Vu les articles L.142-1 et suivants du Code de la sécurité sociale portant organisation du contentieux de la Sécurité sociale,
Après avoir entendu les parties en leurs explications et conclusions, le Président a fait savoir aux parties que le jugement serait rendu par mise à disposition au Greffe le 09 Février 2026.
JUGEMENT du 09 Février 2026
Rendu à cette audience par mise à disposition au Greffe, en application
de l’article 450 alinéa 2 du Code de procédure civile,
Signé par Noémie LEMAY, Juge en charge du Pôle social, et par Delphine PROVOST-GABORIEAU, Greffier.
EXPOSÉ DU LITIGE
Par courrier recommandé envoyé le 20 septembre 2024, la SAS Bien Dans Sa Maison [Localité 5] (la cotisante) a formé opposition à une contrainte émise à son encontre le 17 septembre 2024 par l’union de recouvrement des cotisations de sécurité sociale et d’allocations familiales des Pays de la [Localité 1] (l’Urssaf) signifiée le 18 septembre 2024, portant sur un montant de 494,99 euros au titre des majorations et pénalités de retard dues pour les mois de juin, juillet, août, septembre, octobre et décembre 2023.

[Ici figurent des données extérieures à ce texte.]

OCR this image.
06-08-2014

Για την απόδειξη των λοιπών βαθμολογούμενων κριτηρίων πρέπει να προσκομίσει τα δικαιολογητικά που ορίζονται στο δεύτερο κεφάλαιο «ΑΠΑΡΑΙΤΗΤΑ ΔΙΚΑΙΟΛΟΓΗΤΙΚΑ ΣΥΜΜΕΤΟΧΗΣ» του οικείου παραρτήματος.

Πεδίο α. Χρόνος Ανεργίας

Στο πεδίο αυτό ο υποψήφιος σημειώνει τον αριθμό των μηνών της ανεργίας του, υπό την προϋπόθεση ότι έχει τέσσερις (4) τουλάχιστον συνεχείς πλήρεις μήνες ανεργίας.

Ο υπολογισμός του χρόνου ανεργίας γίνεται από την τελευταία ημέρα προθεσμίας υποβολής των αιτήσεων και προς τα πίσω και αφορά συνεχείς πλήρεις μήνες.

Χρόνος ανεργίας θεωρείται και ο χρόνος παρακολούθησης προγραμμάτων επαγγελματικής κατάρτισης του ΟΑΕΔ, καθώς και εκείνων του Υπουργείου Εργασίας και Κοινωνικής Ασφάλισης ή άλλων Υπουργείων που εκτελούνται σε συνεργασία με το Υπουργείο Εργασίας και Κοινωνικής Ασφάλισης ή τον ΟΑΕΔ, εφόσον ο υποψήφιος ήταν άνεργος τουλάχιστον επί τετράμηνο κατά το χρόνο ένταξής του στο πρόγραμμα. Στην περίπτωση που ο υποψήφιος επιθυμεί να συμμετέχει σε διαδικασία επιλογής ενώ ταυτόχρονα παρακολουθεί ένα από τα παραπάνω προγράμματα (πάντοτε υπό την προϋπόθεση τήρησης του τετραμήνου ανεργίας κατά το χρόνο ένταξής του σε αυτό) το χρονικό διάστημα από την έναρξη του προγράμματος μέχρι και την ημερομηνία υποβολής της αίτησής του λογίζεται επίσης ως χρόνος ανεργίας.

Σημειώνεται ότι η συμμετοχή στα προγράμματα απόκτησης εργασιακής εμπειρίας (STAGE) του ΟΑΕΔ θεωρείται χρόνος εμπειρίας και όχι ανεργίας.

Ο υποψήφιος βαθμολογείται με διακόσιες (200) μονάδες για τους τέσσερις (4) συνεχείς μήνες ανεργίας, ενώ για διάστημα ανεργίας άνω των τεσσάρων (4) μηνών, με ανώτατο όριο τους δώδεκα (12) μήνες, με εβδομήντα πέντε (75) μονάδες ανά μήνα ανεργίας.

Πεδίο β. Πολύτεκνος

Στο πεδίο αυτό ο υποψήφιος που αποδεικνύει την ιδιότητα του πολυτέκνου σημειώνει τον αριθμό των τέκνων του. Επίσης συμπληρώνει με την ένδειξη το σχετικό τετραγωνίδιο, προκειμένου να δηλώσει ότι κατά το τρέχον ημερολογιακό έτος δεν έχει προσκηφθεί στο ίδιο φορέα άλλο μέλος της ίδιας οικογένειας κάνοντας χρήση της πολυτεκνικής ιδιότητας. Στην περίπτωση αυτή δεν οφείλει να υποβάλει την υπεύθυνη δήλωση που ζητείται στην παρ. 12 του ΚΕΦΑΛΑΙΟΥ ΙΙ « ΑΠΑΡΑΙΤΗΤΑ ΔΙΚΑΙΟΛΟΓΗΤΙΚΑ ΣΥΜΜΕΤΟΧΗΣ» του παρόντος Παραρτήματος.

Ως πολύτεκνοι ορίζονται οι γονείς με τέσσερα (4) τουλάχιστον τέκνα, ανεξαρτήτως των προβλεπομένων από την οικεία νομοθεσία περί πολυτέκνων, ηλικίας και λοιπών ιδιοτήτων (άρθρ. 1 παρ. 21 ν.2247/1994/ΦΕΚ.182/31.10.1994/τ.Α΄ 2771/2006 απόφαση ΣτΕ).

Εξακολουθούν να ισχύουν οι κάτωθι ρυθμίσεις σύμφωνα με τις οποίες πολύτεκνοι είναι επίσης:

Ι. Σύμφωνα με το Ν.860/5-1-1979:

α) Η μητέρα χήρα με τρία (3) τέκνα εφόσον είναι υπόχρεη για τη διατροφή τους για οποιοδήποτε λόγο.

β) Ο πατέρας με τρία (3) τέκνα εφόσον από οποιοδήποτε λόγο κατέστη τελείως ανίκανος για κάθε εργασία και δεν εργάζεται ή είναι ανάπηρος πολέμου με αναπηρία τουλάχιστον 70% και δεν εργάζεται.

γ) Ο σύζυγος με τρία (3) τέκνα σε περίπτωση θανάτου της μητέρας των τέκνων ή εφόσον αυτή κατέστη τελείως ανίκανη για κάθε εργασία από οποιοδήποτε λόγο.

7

Les parties ont été convoquées par le greffe à l’audience du 19 décembre 2025.
Aux termes de ses conclusions du 3 octobre 2025 telles que complétées et soutenues oralement à l’audience du 19 décembre 2025 à laquelle l’affaire a été retenue, l’Urssaf demande au tribunal de :
— recevoir la cotisante en son opposition ;
— valider la contrainte du 17 septembre 2024 signifiée le 18 septembre 2024 pour un montant ramené à zéro euro;
— condamner la cotisante au paiement des frais de signification pour 45,23 euros ;
— débouter la cotisante de l’ensemble de ses demandes.
L’Urssaf soutient que la contrainte est parfaitement fondée, tant en son principe qu’en son montant. Elle explique qu’en vertu des textes applicables, la notion d’employeur s’apprécie par établissement ; qu’en conséquence la société Bien Dans Sa Maison [Localité 5] doit bien réaliser des DSN distinctes au titre de chacun de ses établissements, lesquels possèdent un compte employeur distinct auprès de l’organisme.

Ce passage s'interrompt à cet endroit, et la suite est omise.